Hermann Luebbert: No, we have lamps out there before. So the total number of lamps we have out there is actually much higher.

Jonathan Aschoff: Okay. But what –

Fred Leffler: Yes, Jonathan, as of the end of the quarter, we had approximately 650 lamps out in the field.

Hermann Luebbert: Okay. Because that statement then is quite confusing. It makes it sound there’s far fewer lamps out there than there actually are.

Fred Leffler: Well, we play – sorry, we placed 101 additional new lamps year-to-date in 2023 as of September 30. So the – my takeaway is that we’re really pushing that as a catalyst for adding new customers, growing those customers and the field therapy. So we want to get our footprint and our RhodoLEDs and XLs out in the field as much as possible.

Jonathan Aschoff: So is there – with that in mind, is there immediate market demand for every single LED and every single LED XL lamp you make? I mean are they just hoovered up by the derms? Or do any of them sit around after manufacture?

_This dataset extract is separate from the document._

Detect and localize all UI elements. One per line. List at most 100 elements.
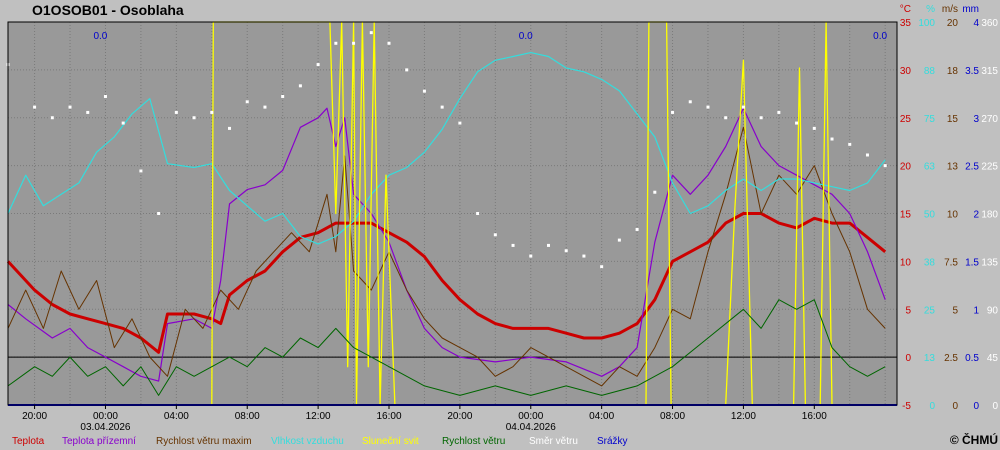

Hermann Luebbert: Well, it’s – go ahead, Fred.

Fred Leffler: I was going to say we’ve been placing them pretty quickly. And last year – well, we have definitely had a push this year on lamps. And I will say we are moving them very quickly. And we are expecting to sort of ramp down on the RhodoLEDs as we’re planning the launch of the XLs. I would not characterize it as they’re sitting around. We’re trying to deploy everything we have in stock. And at least this is, just hearing from the field, we haven’t taken any orders obviously, but there is decent excitement and we believe that we’re going to be able to move the XLs quickly next year as well. They’re not going to be sitting around in a warehouse, if that’s the question.

Jonathan Aschoff: So as far as like manufacturing ratio of small to XLs, it’s still overwhelmingly small because of a little bit of supply chain residual on the XLs? Or what’s kind of that manufacturing ratio?

Hermann Luebbert: You mean on the XLs or the small lamps? So for the…

Jonathan Aschoff: What’s the ratio of small to XLs that you’re getting to the field over any period of time?

Hermann Luebbert: Would you expect that next year, the majority of the lamps that we will get into the field are actually the XLs because many doctors are waiting for that. I would like to add one more statement to your further question. So there has never been an out-of-stock situation for the small lamp.

Jonathan Aschoff: That’s helpful. And the portable lamps, did you say earlier in the call when they were to be available? Or is it still kind of hard to tell when they’ll first be available?